Occorre altresì evidenziare come anche nella nuova normativa continui a sussistere un ulteriore profilo di illegittimità con riferimento all’art. 3 della Costituzione costituito dalla circostanza che la ulteriore sanzione pecuniaria, tutt’altro che irrisoria, prevista in caso di inottemperanza all’obbligo di fornire i dati determina una discriminazione sulla base delle capacità finanziarie tra coloro che saranno costretti a comunicare i dati richiesti per mancanza di fondi da destinare al pagamento della sanzione aggiuntiva e quelli che invece, grazie al proprio censo, potranno essere liberi di scegliere se ottemperare all’obbligo o pagare l’ulteriore importo variabile da 250 a 1000 euro.

 

 

Incostituzionalità con i principi generali dell’ordinamento

Inoltre, la disposizione censurata pregiudicherebbe «il diritto a non fornire elementi in proprio danno e, più in generale, a non collaborare con l’Autorità per la propria incriminazione; diritto che sarebbe sancito in ossequio all’antico brocardo «nemo tenetur se detegere».

 

In definitiva, il problema dell’incostituzionalità della norma appare comunque più agevolmente superabile attraverso un’altra – e più autentica – interpretazione della legge.

L’art. 180 (così come l’art. 126 bis nella nuova formulazione data dalla Consulta), nell’imputare la sanzione aggiuntiva sopra menzionata, specifica che ciò avviene nei confronti di colui che senza motivo non ottemperi all’invito dell’autorità di fornire le indicazione del trasgressore.

Da un lato, un ‘giusto motivo’ (causa di giustificazione per la responsabilità amministrativa) deve essere ravvisato nell’impossibilità oggettiva di ricordare (o di essere a conoscenza) chi fosse alla guida della propria auto.

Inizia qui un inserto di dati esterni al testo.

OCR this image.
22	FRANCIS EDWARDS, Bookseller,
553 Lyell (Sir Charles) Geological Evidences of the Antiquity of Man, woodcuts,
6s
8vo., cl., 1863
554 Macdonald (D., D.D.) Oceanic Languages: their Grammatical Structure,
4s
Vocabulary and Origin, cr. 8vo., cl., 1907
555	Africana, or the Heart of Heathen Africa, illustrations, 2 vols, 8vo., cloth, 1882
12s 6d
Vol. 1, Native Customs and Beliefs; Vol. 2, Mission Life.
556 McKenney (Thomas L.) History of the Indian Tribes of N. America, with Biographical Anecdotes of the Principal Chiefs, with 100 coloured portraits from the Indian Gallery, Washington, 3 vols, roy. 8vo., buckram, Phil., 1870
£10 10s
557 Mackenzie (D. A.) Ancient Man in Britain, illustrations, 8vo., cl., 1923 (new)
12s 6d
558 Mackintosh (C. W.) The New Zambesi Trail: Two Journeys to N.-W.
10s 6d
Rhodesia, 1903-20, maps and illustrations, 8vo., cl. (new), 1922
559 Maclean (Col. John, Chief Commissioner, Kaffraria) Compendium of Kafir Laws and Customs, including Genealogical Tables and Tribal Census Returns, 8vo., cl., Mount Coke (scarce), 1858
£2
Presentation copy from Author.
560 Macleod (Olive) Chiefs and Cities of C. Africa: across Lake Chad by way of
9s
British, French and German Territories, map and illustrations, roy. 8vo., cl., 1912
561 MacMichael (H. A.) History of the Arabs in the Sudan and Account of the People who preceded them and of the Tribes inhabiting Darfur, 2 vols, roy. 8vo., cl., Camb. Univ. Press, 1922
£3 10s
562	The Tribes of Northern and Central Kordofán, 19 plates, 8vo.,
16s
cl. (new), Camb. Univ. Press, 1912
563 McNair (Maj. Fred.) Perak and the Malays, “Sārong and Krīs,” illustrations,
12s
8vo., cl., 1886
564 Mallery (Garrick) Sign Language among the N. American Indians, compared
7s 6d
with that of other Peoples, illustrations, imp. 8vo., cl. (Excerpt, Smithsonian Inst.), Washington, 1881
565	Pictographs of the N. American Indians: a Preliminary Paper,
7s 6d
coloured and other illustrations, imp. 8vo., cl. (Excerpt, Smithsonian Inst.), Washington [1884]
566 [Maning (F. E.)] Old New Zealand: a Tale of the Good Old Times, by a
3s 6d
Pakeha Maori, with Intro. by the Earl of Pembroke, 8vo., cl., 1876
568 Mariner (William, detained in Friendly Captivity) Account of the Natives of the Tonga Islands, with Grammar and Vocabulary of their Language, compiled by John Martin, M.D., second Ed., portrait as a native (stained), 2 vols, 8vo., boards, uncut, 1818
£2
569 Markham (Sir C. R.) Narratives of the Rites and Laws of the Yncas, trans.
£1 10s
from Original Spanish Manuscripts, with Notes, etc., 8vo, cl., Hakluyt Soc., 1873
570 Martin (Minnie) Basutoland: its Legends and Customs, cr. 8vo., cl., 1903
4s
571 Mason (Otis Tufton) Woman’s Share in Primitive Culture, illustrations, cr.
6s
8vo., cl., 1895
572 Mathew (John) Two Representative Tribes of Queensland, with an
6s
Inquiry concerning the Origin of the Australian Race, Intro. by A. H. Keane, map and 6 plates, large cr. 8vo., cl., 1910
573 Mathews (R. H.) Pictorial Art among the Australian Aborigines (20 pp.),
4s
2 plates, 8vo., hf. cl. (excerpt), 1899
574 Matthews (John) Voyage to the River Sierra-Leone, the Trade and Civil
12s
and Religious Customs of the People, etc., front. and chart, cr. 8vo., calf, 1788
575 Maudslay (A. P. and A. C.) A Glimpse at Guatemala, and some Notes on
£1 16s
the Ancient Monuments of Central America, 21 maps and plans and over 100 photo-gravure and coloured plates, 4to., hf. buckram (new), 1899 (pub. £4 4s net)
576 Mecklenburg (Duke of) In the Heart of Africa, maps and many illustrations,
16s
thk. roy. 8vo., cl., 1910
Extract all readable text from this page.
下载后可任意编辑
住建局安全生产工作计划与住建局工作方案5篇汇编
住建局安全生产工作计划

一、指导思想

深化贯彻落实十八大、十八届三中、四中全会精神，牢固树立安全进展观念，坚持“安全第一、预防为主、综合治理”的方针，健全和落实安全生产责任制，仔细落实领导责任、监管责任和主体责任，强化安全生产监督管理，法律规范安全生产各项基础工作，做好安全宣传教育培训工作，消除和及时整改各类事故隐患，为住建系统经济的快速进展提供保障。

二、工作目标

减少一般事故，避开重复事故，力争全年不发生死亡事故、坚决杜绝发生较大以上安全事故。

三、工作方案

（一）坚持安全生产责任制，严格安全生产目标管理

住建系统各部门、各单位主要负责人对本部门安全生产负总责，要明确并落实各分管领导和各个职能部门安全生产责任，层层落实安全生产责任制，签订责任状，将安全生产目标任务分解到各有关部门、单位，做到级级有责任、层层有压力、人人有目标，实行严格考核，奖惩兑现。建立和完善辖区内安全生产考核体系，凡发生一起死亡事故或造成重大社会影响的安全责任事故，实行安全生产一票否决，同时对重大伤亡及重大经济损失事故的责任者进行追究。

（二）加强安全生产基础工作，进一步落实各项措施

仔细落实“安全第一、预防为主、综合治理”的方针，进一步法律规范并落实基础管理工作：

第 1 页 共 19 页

Non v’è giurisprudenza, a riguardo, che non chiarisca (G.D.P. Taranto sent. 16.03.2006) come le circostanze del giustificato motivo debbano essere comunque prese in considerazione dal Giudicante, quali obiettive esimenti della responsabilità personale del conducente. È infatti consolidato, sia in dottrina che in giurisprudenza, il convincimento della necessità di un accertamento rituale e puntuale del nesso di causalità fra condotta del soggetto ed evento prodotto. Posta, dunque, l’applicazione del principio della responsabilità personale anche in materia contravvenzionale, bisognerà considerare le esimenti oggettive, del caso concreto e, in particolare, quella rappresentata dall’automobilista.

 

La legge a riguardo indica, quale causa esimente per l’applicazione della sanzione della decurtazione dei punti, il giusto motivo.

 

Del resto, il privato cittadino non può essere titolare del potere inquisitorio e investigativo (prerogativa dello Stato), né può rischiare una querela per falsa dichiarazione, o violare il diritto della legge sulla privacy, soprattutto quando determinate notizie le deve fornire dopo qualche centinaio di giorni dall’evento, non essendo stato presente alla commissione della violazione principale, come spesso può accadere.

 

Altro aspetto da rilevare è quello della prova della motivazione addotta. Il fatto che il motivo debba essere oltre che “giustificato” anche “documentato” rischia di porre a carico dell’interessato una “probatio diabolica”. Basti pensare alla impossibilità di “documentare” il fatto che un’autovettura sia a disposizione di una certo numero di persone appartenenti ad un nucleo familiare ovvero ad un gruppo di dipendenti di un’impresa, ovvero il fatto che l’effettivo conducente, pur individuato dal proprietario, si rifiuti di fornire a costui i dati della propria patente.

 

A quest’ultimo proposito verrebbe da chiederci se sia compatibile con la rigorosa normativa vigente sulla riservatezza la tenuta, a cura del proprietario di una o più autovetture, di un archivio con i dati personali e della patente di tutti i possibili utilizzatori.

 

Inoltre, l’obbligo imposto dalla legge al proprietario di indicare i dati del conducente si scontra con l’impossibilità da parte del primo di verificare che la persona alla quale ha prestato la propria autovettura non l’abbia a sua volta ceduta ad un terzo. Ne consegue che il proprietario di un veicolo potrà al più dichiarare che ha consegnato le chiavi del veicolo ad una certa persona, ma non certo che quella persona, e non un’altra, fosse stata effettivamente alla guida del veicolo al momento della violazione


La sentenza

Per leggere il testo integrale della sentenza vai all’articolo: “Comunicazione dati conducente”.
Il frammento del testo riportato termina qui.